Ledyard's wild yell aided him. Until he caught the noise of it he had been concerned only with his need to complete the act, having no time at all to be afraid. The yell brought him sharp knowledge of death, and the one more ounce of speed required to defeat it. He found and seized the rope, and swung with a final burst of violence into safety. Up here in his own element, clutching the rail with Dummy's monkey secure in his other arm, he could look down in time to see not only the black fin lancing toward him from astern but another shape of the same breed, a vast gray hunger shimmering upward from the abyss, shifting to dull silver, cutting water harmlessly at the Diana's side and surging unappeased away.

Dummy stumbled over the deck bleeding from the long gash across his ribs. He blinked in love and fear at the naked god and fell to his knees, then forward to clasp Ben's foot and roll his forehead over it.

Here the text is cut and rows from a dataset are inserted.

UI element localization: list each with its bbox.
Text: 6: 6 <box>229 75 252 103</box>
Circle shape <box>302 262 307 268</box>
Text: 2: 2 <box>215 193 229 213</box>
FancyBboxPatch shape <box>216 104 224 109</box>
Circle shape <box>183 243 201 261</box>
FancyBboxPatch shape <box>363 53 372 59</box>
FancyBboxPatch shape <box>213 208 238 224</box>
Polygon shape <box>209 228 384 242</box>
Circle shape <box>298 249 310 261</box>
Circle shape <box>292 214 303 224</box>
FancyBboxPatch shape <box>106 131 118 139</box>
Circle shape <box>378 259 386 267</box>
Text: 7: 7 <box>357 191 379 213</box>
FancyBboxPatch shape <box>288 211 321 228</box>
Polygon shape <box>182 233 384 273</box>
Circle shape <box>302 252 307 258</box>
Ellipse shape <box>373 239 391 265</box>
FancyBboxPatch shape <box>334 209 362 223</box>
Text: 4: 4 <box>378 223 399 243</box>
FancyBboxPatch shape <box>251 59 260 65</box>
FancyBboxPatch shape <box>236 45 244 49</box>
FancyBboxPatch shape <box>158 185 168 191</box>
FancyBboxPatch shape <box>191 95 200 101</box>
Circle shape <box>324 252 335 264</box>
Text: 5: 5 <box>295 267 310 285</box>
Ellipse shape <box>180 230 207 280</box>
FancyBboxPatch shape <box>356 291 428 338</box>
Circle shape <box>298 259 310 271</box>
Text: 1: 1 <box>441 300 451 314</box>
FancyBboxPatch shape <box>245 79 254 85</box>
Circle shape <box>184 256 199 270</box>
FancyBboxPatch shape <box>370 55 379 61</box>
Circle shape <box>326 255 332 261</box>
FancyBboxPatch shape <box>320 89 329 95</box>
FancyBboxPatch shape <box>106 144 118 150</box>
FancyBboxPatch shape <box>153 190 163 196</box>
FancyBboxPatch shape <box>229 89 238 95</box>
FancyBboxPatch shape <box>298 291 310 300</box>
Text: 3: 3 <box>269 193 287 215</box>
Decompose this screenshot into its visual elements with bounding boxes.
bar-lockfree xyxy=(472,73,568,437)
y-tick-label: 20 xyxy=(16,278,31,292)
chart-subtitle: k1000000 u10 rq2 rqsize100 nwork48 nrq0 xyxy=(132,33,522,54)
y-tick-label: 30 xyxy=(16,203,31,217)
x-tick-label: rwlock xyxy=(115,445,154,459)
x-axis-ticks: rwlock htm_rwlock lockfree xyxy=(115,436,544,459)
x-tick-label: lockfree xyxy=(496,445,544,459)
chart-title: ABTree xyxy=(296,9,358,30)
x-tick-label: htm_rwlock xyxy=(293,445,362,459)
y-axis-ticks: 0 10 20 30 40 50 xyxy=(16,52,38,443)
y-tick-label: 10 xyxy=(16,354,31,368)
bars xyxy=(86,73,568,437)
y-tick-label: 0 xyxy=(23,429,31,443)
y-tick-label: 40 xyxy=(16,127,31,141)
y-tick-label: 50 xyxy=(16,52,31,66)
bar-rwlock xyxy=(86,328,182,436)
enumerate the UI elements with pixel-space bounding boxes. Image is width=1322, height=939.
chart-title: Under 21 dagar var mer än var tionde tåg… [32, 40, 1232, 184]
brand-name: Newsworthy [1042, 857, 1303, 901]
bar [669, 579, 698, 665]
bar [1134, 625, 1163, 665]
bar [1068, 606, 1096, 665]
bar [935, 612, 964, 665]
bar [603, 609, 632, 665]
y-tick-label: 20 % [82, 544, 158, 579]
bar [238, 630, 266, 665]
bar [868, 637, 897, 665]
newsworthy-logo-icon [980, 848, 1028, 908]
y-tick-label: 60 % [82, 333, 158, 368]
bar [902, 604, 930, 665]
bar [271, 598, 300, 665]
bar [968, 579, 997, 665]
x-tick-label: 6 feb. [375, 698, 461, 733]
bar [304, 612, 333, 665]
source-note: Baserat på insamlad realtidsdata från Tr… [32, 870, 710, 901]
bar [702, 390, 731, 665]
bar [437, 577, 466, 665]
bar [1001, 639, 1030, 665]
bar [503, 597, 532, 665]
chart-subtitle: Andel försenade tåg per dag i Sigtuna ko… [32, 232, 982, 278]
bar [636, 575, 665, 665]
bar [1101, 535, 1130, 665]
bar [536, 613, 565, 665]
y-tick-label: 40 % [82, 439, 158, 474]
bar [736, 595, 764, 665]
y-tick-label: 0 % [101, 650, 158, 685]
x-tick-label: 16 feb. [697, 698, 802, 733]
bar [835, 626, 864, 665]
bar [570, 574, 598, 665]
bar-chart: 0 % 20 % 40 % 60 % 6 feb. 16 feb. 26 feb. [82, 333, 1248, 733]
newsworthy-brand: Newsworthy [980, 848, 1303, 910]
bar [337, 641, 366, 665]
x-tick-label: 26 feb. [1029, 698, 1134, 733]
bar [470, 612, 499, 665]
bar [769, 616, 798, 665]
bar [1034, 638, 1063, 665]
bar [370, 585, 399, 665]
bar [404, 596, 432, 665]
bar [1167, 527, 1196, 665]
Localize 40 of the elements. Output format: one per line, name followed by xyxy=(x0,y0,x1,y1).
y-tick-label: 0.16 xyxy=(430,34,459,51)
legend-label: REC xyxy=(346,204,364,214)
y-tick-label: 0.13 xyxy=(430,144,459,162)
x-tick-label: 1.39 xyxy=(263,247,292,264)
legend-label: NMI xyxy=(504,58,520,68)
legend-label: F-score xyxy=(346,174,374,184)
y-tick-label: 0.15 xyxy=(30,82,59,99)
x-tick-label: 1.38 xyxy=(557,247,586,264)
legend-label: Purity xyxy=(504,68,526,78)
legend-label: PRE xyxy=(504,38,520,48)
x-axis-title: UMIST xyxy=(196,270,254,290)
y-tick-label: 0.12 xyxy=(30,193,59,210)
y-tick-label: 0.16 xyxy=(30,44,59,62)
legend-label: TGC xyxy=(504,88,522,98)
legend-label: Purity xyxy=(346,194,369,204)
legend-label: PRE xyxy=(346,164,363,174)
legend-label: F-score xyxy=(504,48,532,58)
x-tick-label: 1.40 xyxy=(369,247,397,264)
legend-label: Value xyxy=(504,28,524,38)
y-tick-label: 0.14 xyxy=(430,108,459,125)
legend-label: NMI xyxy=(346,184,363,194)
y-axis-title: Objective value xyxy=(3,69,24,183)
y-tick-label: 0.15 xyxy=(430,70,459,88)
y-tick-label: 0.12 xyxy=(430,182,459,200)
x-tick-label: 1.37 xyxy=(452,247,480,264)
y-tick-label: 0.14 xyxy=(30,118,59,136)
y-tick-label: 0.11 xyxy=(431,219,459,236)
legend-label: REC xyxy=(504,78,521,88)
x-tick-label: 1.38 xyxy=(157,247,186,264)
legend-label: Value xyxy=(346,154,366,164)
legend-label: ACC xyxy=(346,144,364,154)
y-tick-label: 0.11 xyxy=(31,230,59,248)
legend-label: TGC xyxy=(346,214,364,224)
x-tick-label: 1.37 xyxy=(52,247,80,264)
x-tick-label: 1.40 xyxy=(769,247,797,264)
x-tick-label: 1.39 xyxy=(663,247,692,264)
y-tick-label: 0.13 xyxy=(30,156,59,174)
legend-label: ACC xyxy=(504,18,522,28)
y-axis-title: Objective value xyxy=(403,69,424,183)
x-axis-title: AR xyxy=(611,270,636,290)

"Don't! I pray you, don't!—here, take her! But I fear she'll die, Dummy—I could only bring her back." Dummy reached up for her. Ledyard at Ben's elbow was muttering something about his britches. "In a moment," said Ben. "Mind the hatch, you and Joey. I don't want Jack and Ball coming up yet if we can stop them." He knew somehow without a glance that they would do as he directed. He crossed the deck to the black heap of strangely inoffensive carrion. It seemed to him—outside and apart from this incredibly violent new self of Ben Cory—that his only impulse was to discover whether he could lift that gangling weight. He could, and with astonishing ease. A limp stick, nothing more, a stick with hanging legs and spiritless head and a bad smell. Needlessly he crossed with it back to the starboard side. "The fish will be hungry," he said, and heaved it over. He gripped the rail with both hands, and watched.

They were hungry. Ben watched, thinking not of Jan Dyckman nor of justice nor of the long year ending; thinking only that quiet must presently arrive when this was over, and that in his home country it would be spring. The young apple tree by the kitchen garden—might that be in bloom this morning, and Reuben there to see it? The water briefly boiled in muddy red, and sent its diminishing ripples to infinity, and was still.

Ledyard was tugging at his hand, which could now release its grip on the rail, and urgently shoving something into it—the handle of Ben's knife. "Look to yourself—he's coming!"

Daniel Shawn was framed in the cabin doorway, blankly staring. He could certainly see them all—Joey and Ledyard now by the open forward hatch, Dummy squatting in the shadow of the mainmast cherishing his dying companion, Ben naked at the rail, the knife his father gave him unsheathed and brilliant in the sun. Shawn closed the cabin door and came a step away from it. He remembered; drew out the key from under his shirt and turned his back on all of them, carefully locking the cabin. Then he was advancing, astonishment giving way to some partial understanding, savage and cold. He glanced aloft.

Ben did so too, having almost forgotten Manuel. Manuel was frozen at the masthead, gazing down. Manuel must have seen it all. Ben guessed that not even a roar from Shawn would bring him down at this moment, and Ben was aware of having laughed.

"Well?" Shawn came forward another step or two. "Well? What's this disorder, and thou naked and shameless?"

"Why," said Ben, "this is the garment and shield I wore when I came into the world, as they say, and one day I'll die wearing it, maybe not today. It's my intention to live a long while, after this ketch is returned to Mr. John Kenny of Roxbury."

"Mutiny," said Shawn quietly. His head canted to one side, a danger sign. He had stood so, without a word, when the body of Cornelius Barentsz was cut in quarters and tossed to the sharks. Then as now, the copper farthing had appeared in his left hand, twisting and sparkling. It caught the sun this morning, sending lances of sharp light at Ben's eyes, and Ben turned his knife until it shot the same small cruel messages to Shawn, who winced and briefly turned his face away. "Judah!"